It is with a heavy sigh and a heavier heart that I finally admit that civility in public discussions is dead.
Perhaps I am late to this life lesson, and perhaps I am naïve in thinking that people can actually have a respectful dialogue from different sides of the aisle. But after watching both Romney and Obama grimace at each other during the debate (biting their tongues, no doubt), reading the astoundingly narrow-minded and self-aggrandizing words of Ann Coulter (once again), seeing the hateful responses to links posted on Facebook, and being personally insulted for adding my perspective to such discussions, I’ve come to believe — with much grief — that it is human nature to demonstrate our disrespect for people who think differently from us.
Disrespect is the mother of all understatements.
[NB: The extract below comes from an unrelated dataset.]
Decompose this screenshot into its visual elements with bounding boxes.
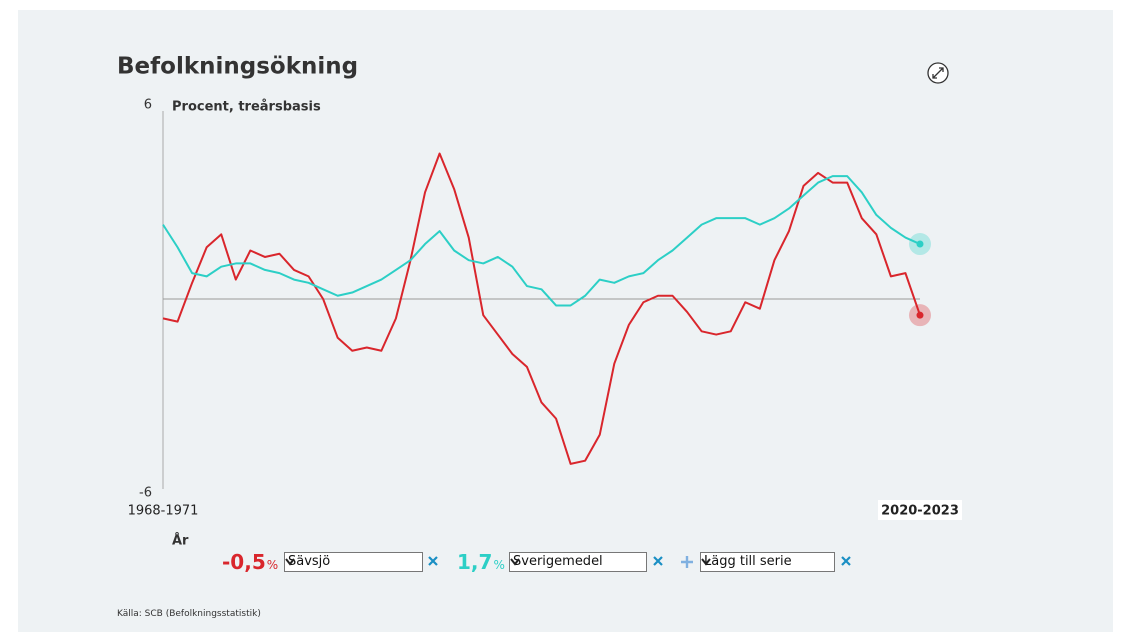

Here is a tiny sampling: dummycrat, slut, retard, Oblabba, authoritarian bullying victims (the latter being a confusing oxymoron at best, or just plain gibberish). Given that I don’t watch much television, I’m sure I’ve missed most of the mud-slinging, as some people are careful about what they say in print. Yet what I’ve read sickens me, and makes me wonder what all the low-brow name-calling is about.
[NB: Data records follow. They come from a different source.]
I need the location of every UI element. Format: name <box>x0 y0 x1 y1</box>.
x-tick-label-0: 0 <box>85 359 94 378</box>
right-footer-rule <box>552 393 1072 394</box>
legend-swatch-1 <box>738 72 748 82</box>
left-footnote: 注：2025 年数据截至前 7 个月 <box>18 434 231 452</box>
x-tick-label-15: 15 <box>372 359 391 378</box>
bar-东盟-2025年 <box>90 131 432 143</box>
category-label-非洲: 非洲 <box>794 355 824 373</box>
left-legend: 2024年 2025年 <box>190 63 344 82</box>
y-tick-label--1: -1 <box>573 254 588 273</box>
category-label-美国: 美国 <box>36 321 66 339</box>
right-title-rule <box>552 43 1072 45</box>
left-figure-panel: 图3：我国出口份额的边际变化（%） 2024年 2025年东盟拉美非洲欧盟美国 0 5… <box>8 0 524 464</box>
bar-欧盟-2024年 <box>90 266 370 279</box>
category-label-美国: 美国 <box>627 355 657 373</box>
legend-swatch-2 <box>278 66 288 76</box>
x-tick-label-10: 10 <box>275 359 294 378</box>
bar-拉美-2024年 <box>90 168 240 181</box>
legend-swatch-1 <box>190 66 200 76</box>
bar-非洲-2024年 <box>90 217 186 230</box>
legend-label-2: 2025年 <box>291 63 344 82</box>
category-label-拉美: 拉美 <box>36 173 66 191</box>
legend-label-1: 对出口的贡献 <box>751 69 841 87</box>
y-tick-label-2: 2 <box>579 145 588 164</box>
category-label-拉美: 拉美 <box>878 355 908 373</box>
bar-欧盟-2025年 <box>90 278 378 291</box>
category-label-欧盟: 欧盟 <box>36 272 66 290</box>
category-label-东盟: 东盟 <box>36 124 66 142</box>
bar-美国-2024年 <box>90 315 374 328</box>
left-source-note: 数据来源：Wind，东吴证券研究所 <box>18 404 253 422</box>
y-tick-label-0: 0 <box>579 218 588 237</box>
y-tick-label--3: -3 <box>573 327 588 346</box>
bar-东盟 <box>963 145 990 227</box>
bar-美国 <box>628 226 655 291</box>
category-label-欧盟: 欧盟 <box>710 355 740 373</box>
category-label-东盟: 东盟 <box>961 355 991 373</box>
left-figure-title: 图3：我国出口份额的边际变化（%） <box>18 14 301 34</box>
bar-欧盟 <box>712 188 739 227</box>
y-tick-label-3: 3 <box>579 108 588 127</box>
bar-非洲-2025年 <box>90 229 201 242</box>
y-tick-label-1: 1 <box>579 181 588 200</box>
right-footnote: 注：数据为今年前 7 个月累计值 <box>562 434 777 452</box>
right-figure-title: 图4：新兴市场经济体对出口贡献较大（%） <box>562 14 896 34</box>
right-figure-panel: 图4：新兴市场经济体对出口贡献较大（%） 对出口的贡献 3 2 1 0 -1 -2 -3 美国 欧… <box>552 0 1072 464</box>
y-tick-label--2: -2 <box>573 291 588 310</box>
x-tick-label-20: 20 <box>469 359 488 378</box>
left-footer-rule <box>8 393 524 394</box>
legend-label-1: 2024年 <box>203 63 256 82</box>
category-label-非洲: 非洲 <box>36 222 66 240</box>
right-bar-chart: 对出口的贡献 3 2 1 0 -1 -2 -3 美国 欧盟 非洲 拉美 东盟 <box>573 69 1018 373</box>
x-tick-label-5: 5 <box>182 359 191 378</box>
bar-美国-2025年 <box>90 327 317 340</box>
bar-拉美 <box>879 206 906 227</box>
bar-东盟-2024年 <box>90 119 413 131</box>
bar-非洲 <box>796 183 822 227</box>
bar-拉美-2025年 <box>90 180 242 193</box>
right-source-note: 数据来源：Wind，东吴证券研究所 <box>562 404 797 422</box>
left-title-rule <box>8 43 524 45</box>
UC Berkeley professor Henry Brady discusses the current lack of civility in politics as a return to prior contentious times after the relative bipartisanship of the post-Depression and World War II era. I can see his point. Mud-slinging is, after all, a centuries-old tactic in politics. I get that many current issues touch on very personal and fundamental beliefs: religion, relationships, family. I understand that in such arenas, passions are apt to rise and tempers flare. People used to fight duels over less. But I like to think we’ve made some societal progress. In my world view, heated debate in the public forum is acceptable, but crass insults are not.
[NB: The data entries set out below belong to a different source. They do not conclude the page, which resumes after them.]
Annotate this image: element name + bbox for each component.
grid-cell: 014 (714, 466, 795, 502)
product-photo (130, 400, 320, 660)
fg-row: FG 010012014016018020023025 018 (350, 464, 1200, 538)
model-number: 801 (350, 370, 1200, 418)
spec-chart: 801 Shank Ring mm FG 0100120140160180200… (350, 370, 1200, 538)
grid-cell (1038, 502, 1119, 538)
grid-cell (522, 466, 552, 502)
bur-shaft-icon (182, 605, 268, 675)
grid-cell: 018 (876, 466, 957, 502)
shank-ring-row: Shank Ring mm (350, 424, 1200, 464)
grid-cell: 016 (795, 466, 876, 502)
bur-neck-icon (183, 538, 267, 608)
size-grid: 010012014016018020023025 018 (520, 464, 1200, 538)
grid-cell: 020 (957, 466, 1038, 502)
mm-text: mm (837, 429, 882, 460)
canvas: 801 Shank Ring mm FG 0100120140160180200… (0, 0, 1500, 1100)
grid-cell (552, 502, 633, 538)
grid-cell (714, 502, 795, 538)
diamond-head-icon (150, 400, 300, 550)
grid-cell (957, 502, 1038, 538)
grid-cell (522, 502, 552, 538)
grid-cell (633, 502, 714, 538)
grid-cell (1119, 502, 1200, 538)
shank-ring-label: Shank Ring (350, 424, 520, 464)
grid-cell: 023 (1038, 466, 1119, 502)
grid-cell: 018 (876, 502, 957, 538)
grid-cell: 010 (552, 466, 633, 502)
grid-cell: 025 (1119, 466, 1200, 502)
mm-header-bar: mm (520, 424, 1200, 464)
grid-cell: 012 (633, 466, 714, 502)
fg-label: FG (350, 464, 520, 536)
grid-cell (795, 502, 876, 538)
Ann Coulter may have earned a place near the top of pop-politics’ hater list. Ms. Coulter delights in provoking: lobbing nasty one liners with a toss of her Barbie-like mane. She makes a mockery of a woman’s perspective, hogging the spotlight, which shines on her precisely because she is so media-ready and uncompromising. She plays on the quintessential TV vixen, a desperate housewife with a law degree. Audiences love it (largely male, I’m assuming): “Oh, look, a strong woman; and she’s attractive, too! But watch out, she might bite. Ouch, Ann, bite me some more: I love the way you hurt me.” Unfortunately for the real strong women of the world, what Ms. Coulter says is lacking in substance or factual underpinnings, yet the way she says it makes headlines. Her no-holds-barred approach hides her empty reasoning; nevertheless her blunt refusal to budge might be viewed by some as admirable.
I don’t know her personally, so I can’t judge who or how she really is. However, her onscreen persona presents one of the worst kinds of women: rude, insensitive, and stubborn, but tied up with a pretty ribbon. Take away the wardrobe, make up, and long flowing locks, and all you’ve got is shrill and vacant monologue worthy of the word harpy.
And look, I’ve resorted to name-calling. I guess Ms. Coulter’s provocative approach is more enticing than I realized. But it is not the way I usually choose to conduct my conversations. I challenge Ms. Coulter to drop the mouthy façade and get in touch with her intellectual side. Perhaps with brainier arguments she wouldn’t resort to saying “screw them” to her critics. That just smacks of a lack of anything smarter to say, which is beneath even her base level of assault.
I would like to see the bar raised in our public forums, and the discussion based on a modicum of civility and a foundation of respect for difference. This is not because I’m attempting to be the “word police.” But if the best critique Ms. Coulter can offer is “retard,” perhaps she should have her microphone muted.
[I’m not offering a reference for the citations because I don’t want to promote Ms. Coulter’s soundbites. Feel free to search the Internet for anything in quotation marks, aside from my lapse into imagined male fantasy (in an attempt to understand her appeal).]